No jogo de forças e busca de prestígio e, naturalmente, busca de poder social, Lourenço Filho revolveu o canteiro de obras deixado por Clemente Quaglio (Patrono da Cad. 31) e Ugo Pizzoli. De fato, assistido por colaboradores -Noemy Marques da Silveira (pelo casamento, Noemy da Silveira Rudolfer, exocupante da Cad. 2), Branca Caldeira, Odalivia Toledo e João Batista Damasco Penna (ex-ocupante da Cad. 18) -trabalhou no Laboratório de Psicologia Experimental da Escola Normal da Praça com a preocupação, entre outras, de padronizar a mensuração da maturidade psicológica, para exame de escolares analfabetos de seis e oito anos.

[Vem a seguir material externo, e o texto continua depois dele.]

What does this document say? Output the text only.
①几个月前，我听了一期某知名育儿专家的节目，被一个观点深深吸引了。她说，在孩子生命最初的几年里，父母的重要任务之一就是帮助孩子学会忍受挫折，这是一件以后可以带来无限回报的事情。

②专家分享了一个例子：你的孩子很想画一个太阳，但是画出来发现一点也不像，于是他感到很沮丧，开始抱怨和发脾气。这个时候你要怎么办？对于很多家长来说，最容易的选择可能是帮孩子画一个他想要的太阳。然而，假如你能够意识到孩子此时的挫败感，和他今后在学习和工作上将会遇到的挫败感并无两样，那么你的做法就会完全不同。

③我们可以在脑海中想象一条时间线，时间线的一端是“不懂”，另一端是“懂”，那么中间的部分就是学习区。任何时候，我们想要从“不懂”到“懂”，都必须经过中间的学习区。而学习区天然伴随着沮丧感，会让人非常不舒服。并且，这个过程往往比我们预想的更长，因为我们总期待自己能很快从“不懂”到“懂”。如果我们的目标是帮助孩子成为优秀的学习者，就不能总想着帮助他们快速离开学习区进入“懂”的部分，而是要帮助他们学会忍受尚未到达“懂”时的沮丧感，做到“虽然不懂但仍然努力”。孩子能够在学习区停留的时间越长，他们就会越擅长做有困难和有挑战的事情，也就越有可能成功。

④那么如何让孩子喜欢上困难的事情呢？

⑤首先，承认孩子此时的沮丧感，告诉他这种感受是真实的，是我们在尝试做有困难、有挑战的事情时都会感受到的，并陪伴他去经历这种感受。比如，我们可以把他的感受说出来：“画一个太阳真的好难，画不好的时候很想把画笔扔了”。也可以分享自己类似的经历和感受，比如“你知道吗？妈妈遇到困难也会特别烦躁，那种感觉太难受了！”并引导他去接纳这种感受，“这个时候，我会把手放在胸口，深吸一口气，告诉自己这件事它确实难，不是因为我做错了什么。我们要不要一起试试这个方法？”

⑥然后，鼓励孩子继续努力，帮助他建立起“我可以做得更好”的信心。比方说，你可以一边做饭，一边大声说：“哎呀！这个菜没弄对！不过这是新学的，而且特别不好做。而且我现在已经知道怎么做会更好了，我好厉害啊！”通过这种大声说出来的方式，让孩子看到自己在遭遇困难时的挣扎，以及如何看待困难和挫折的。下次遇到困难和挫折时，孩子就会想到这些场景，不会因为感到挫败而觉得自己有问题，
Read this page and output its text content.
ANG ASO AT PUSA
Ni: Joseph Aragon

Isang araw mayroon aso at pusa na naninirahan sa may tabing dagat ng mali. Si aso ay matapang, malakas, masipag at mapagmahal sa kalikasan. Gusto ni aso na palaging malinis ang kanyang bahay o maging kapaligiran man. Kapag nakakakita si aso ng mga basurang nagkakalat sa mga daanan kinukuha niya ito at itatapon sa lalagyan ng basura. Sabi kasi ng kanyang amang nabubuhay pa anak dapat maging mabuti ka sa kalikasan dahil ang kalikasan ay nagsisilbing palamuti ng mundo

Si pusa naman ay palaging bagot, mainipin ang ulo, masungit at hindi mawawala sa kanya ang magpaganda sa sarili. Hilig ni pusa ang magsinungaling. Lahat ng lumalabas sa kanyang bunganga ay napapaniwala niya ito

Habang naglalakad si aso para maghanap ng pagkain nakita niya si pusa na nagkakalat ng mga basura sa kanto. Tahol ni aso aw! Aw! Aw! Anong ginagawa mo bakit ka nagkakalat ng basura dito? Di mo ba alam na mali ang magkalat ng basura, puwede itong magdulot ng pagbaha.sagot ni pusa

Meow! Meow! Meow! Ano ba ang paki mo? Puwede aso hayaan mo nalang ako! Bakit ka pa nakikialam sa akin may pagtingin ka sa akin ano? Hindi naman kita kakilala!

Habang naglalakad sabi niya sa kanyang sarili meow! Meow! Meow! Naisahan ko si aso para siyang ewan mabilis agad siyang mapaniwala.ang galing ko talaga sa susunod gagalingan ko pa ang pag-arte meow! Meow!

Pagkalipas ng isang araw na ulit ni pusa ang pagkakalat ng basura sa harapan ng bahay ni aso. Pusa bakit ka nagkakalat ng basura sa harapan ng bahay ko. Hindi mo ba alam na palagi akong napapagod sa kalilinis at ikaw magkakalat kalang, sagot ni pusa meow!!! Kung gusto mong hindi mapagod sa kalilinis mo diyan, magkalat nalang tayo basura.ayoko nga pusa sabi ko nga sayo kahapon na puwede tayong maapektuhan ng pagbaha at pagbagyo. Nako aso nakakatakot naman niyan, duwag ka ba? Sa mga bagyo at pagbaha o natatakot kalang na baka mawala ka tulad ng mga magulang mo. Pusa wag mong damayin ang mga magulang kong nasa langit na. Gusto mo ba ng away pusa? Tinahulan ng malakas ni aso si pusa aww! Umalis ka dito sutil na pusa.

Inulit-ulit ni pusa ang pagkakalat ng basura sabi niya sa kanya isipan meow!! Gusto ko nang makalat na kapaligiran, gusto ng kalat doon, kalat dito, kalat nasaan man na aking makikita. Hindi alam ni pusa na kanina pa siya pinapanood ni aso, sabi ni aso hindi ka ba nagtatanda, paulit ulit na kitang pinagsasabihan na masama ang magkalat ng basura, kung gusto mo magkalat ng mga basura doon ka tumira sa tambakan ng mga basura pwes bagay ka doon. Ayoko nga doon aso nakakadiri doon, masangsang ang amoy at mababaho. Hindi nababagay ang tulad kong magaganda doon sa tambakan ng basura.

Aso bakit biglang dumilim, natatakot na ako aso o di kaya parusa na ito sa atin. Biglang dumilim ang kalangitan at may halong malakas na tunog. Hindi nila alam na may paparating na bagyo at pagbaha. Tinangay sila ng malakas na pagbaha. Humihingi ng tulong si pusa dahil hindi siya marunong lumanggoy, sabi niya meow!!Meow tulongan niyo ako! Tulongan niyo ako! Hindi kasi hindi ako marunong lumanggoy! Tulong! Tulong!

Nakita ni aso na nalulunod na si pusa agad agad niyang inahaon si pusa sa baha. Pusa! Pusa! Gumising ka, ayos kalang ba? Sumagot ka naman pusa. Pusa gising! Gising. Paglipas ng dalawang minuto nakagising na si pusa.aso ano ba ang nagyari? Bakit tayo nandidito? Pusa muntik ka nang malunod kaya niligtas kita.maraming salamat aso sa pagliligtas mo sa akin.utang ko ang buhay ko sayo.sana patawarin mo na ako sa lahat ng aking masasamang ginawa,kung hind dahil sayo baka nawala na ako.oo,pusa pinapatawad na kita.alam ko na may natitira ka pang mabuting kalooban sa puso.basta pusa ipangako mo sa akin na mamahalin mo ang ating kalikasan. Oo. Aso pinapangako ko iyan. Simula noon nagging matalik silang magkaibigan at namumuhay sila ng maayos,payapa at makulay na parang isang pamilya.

Os estudos teóricos e experimentais realizados por Lourenço Filho, na memorável Escola Normal da Praça, foram múltiplos e significativos -testes mentais, inquéritos sobre jogos, influência da leitura e cinema, e posteriormente publicados sob os títulos: Contribuição ao estudo experimental do hábito, Um inquérito sobre o que os moços lêem, A moral no teatro, principalmente no cinematógrafo; e Os testes. Simultaneamente, Lourenço Filho anunciou, por inúmeras vezes, a publicação da Revisão da Escala Barreto-Lima e Revisão Paulista da Escala Binet-Simon, fato não concretizado.

Dentre esses estudos, ganhou corpo a investigação sobre a relação entre a maturidade psicológica e as aptidões necessárias à aprendizagem da leitura e da escrita. Para realizá-la, Lourenço Filho e colaboradores submeteram a exames psicológicos os alunos do Jardim de Infância e das Escolas-Modelos anexas à Escola Normal e, depois, do Grupo Escolar da Barra Funda. Dizia ele, ao justificar sua investigação:

Impressionara-nos o fato de haver algumas crianças fracassado na aprendizagem da leitura, no ano letivo anterior, muito embora apresentassem nível mental igual ou superior ao de outras, para as quais o aprendizado se havia dado normalmente, na mesma classe, com o mesmo mestre, e, pois, com os mesmos processos didáticos. Havia um problema de grave importância para a economia escolar. Intentamos resolvê-lo, primeiramente, para verificação de uma possível maturidade da acuidade visual e auditiva, assunto que, dantes, já nos vinha preocupando de modo particular, pelo estudo da fatigabilidade e interesse na atenção escolar. Retomando as pesquisas, na Escola Normal da Capital, em São Paulo, em breve nos convenceríamos de que elas deviam procurar atingir a estrutura íntima de todo o processo de aprendizagem e não se deter apenas na verificação da acuidade sensorial ou de processos isolados. Seria forçoso, pois, planejar uma série de provas sintéticas, ou puramente funcionais, o que fizemos. (Lourenço Filho, 1933, p.36).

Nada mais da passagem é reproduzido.